On May 17, according to foreign reports, at the first annual general meeting of shareholders of Altria Group Inc., he told the shareholders of the largest tobacco company in the United States that he was satisfied with the company’s business situation, and he acknowledged that the performance of last year was disappointing, especially for Juul labs, an electronic cigarette manufacturer Inc.’s nearly $13 billion investment.
However, shareholders expressed their dissatisfaction at the annual meeting. They voted against an advisory vote on the remuneration of the company’s executives with a small number of votes. Preliminary results showed that about 51% of shareholders voted against the proposal, while 49% voted for it.
But the vote is not binding on Altria’s board of directors, which sets executive compensation.
A spokesman for Altria group said that despite this, the Remuneration Committee of the board of directors still attached importance to the shareholders’ voting opinions on the proposal and would consider the voting results when making future remuneration decisions for our appointed executive officers.
Gifford, a former vice chairman and chief financial officer, took over as the top executive last month, when Howard A. Willard III, the former chairman and chief executive, retired about a month after his coronavirus test was positive.
Gifford told shareholders on Thursday that its core tobacco business of cigarettes, smokeless tobacco and cigars performed well in 2019.
Gifford told shareholders at the online annual meeting on Thursday that Altria’s 2019 has two distinct stories: the outstanding performance of our core tobacco business and the significant progress in promoting our non combustible business platform, as well as the disappointing performance from Juul investment.

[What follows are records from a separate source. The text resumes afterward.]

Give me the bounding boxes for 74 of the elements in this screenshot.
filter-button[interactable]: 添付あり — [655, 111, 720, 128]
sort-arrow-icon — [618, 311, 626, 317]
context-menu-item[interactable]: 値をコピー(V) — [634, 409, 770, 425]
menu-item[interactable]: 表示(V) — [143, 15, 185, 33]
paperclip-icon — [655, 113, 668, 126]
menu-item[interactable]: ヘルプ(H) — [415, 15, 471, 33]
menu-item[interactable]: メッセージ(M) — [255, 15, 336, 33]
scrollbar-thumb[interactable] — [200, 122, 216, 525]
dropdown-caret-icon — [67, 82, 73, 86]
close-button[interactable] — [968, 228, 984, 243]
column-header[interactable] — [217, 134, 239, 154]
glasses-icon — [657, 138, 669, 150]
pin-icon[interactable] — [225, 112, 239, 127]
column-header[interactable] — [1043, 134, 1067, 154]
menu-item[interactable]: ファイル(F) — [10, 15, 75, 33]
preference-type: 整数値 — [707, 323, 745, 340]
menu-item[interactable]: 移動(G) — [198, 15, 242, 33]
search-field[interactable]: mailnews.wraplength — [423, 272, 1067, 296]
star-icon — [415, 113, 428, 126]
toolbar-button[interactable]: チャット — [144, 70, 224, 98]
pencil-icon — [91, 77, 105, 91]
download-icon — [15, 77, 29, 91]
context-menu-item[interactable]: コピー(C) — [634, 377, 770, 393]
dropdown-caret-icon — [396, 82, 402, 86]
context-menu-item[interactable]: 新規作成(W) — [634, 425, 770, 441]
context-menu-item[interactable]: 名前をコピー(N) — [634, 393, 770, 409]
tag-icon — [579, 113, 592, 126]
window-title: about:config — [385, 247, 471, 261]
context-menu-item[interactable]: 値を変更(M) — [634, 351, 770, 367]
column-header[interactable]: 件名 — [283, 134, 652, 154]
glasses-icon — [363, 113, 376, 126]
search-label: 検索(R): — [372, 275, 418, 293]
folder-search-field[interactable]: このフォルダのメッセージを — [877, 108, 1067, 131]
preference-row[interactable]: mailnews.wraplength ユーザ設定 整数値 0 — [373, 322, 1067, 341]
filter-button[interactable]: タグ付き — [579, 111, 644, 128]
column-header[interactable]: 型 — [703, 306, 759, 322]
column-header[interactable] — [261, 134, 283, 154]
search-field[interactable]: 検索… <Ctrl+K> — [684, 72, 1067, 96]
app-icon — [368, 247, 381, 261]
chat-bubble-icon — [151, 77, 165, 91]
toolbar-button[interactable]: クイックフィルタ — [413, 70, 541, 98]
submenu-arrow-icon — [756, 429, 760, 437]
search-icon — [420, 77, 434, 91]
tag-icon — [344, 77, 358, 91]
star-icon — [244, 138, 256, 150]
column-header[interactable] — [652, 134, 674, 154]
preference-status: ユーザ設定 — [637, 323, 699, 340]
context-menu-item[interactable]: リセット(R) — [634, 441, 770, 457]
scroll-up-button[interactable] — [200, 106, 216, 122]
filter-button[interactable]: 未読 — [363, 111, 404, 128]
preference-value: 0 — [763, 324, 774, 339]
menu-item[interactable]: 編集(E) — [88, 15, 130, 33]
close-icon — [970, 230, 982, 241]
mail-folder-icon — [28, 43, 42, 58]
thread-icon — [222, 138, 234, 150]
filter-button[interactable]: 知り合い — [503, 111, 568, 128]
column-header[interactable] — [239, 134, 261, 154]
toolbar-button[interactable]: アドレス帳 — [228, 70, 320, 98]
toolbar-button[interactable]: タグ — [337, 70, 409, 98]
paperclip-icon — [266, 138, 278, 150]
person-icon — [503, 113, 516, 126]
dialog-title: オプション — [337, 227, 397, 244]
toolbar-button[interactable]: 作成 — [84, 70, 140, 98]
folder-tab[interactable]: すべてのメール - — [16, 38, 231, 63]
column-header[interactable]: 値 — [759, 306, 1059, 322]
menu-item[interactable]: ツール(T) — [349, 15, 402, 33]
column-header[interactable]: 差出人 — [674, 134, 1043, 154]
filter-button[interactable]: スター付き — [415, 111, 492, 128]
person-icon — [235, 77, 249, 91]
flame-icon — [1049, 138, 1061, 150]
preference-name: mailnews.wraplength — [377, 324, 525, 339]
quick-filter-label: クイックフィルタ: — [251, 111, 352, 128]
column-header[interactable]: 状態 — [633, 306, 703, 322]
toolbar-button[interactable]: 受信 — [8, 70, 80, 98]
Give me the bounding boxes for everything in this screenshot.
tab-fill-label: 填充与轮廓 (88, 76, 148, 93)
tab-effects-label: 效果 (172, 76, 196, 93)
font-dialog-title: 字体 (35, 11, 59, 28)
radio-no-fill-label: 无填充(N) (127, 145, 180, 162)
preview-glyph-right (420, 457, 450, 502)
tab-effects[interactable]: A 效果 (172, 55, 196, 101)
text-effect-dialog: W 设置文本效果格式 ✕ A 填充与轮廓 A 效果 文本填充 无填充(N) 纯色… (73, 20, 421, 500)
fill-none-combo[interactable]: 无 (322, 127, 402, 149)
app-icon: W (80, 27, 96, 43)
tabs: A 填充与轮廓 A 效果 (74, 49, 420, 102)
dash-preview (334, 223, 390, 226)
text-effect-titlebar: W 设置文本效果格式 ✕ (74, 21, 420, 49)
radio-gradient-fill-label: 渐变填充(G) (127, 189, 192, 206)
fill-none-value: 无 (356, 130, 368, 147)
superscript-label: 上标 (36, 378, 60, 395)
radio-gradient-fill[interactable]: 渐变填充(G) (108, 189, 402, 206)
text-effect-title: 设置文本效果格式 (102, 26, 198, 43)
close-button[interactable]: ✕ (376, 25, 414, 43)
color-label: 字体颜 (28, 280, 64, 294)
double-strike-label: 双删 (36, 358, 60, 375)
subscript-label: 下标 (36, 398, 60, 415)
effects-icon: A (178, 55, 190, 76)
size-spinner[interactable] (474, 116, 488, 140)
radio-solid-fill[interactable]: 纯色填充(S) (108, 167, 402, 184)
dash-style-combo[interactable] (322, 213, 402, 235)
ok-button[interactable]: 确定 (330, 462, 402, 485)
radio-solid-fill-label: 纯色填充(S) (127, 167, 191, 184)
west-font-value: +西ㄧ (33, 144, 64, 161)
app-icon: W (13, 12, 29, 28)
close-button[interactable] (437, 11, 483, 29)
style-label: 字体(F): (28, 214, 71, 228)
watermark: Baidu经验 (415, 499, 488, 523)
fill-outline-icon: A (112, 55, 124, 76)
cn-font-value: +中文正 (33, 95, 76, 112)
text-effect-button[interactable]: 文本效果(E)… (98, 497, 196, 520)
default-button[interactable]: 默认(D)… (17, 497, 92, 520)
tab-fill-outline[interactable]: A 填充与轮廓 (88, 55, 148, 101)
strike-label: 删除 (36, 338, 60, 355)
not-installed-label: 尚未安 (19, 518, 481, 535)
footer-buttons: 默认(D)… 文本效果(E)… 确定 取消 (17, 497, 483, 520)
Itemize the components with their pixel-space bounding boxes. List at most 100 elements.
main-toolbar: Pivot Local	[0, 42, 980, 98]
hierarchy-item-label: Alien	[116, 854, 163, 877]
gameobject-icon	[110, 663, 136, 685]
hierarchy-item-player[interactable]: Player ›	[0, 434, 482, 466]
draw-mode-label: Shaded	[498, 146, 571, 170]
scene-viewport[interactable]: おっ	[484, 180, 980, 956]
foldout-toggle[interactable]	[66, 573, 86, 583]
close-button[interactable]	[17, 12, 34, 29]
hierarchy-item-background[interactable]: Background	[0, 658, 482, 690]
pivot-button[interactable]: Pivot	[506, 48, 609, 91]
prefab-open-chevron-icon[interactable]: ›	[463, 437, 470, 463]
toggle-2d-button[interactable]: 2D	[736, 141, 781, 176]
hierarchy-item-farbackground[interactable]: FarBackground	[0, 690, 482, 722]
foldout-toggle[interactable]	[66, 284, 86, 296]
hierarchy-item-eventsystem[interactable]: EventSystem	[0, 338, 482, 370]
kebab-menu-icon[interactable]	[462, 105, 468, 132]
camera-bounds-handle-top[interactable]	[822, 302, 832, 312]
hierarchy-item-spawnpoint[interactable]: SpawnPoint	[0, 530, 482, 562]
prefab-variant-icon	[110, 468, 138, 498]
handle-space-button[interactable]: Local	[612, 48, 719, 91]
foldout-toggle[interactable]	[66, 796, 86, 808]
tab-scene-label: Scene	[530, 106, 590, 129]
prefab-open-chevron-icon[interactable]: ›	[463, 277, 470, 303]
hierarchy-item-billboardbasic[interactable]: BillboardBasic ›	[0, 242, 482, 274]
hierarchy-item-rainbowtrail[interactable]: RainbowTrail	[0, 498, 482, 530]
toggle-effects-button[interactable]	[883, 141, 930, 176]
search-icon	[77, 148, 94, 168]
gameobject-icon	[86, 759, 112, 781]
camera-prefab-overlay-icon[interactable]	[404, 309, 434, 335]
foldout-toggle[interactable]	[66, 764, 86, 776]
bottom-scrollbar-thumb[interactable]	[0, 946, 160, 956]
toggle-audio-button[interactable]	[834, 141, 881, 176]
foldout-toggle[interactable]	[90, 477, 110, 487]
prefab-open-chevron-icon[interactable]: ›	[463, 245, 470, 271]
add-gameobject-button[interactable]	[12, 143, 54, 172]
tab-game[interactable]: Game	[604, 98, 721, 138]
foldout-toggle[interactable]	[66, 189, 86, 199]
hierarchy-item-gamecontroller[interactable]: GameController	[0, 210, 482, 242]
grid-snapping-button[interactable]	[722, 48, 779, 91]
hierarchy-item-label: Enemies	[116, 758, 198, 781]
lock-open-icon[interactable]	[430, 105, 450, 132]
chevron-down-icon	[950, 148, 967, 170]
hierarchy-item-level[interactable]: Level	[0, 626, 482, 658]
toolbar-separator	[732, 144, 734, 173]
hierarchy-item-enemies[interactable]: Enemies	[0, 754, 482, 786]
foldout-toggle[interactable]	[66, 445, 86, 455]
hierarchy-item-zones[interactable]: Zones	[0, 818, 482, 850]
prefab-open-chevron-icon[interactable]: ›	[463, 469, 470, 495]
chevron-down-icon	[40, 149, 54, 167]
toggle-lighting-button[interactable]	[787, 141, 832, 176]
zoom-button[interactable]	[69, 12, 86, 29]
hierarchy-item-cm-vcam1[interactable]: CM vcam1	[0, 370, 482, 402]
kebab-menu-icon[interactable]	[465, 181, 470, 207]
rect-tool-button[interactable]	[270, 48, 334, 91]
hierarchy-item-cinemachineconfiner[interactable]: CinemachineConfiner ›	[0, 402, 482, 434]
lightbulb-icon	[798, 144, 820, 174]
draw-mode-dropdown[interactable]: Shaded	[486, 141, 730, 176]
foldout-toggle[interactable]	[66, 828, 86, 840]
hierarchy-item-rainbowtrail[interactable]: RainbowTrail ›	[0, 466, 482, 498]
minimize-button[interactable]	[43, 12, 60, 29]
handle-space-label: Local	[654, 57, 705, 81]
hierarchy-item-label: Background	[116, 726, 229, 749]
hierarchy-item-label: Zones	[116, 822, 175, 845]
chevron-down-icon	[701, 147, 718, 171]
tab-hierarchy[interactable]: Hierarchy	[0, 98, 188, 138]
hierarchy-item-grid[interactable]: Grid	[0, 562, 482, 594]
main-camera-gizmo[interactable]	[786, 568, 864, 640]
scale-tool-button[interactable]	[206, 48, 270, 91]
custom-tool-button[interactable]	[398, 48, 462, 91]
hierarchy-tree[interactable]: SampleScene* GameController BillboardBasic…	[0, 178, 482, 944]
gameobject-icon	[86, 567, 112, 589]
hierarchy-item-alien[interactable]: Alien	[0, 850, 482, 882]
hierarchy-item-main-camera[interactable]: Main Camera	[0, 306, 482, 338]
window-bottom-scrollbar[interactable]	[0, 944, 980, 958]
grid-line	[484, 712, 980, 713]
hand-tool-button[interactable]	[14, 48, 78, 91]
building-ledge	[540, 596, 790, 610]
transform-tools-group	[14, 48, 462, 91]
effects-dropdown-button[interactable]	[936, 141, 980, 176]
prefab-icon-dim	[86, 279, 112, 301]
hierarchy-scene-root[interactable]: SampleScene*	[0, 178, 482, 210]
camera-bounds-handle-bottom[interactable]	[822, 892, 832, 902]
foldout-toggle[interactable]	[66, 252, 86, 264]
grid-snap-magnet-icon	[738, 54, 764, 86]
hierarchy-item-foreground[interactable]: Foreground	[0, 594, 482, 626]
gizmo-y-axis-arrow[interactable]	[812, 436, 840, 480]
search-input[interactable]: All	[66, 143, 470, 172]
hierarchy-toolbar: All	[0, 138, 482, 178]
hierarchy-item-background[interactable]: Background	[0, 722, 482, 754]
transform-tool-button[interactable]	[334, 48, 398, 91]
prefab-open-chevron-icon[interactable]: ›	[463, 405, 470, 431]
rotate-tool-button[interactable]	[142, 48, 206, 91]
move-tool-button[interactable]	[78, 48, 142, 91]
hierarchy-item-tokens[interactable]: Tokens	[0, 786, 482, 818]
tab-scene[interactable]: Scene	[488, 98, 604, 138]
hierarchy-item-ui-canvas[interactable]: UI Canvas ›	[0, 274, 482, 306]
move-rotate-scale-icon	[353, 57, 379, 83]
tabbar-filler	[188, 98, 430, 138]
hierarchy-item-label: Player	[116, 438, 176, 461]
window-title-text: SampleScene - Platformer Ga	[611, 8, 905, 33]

‘I really like the way we are positioning our business,’ Mr. Gifford said.
The company has a leading market position in the cigarette and smokeless tobacco market and the exclusive right to sell iqos, an alternative smoking device made by iqos, in the United States.
The company made a decision at the end of 2018 to buy 35% of Juul labs, a California based maker of electronic evaporation products, for us $12.8 billion before Gifford became chief executive officer. After that, the company was strongly opposed and sued by consumers and tobacco companies, which led to a sharp increase in the number of minors using electronic cigarette products. It also faces a lawsuit filed by the Federal Trade Commission challenging the deal.
Gifford said the company would fight against it.
Since the end of 2019, Altria has written down more than $8.5 billion of its investment in Juul, reducing the value of its investment in the company to about a third of its initial payment.
Like most of Altria’s annual meetings, Giffords university has been severely challenged by tobacco control activists and shareholders.
Several questions presented to Gifford during the online meeting focused on whether the company would maintain dividends to shareholders, taking into account the write down of Juul’s investment.
Gifford assured shareholders that dividends were safe. Altria Group paid about $6.1 billion in dividends to shareholders in 2019.
‘we know that dividends are important to our shareholders and that’s still our top priority,’ Mr. Gifford said.
After the meeting, the board of directors of Altria group announced a regular quarterly dividend of 84 cents per share, which will be paid to shareholders on July 10 as of June 15.
Shareholders also rejected two proposals that would require the company to disclose more information about the cost of its lobbying efforts and report on its activities to prevent minors from smoking.
The company said it had invested $100 million in tobacco prevention programs.
The company said it had pledged about $7 million to support coronavirus mitigation efforts by employees, tobacco growers and non-profit organizations. The company said it also provided supplies, and a non-profit organization with an employee campaign to support the front line of the pandemic raised more than $200000.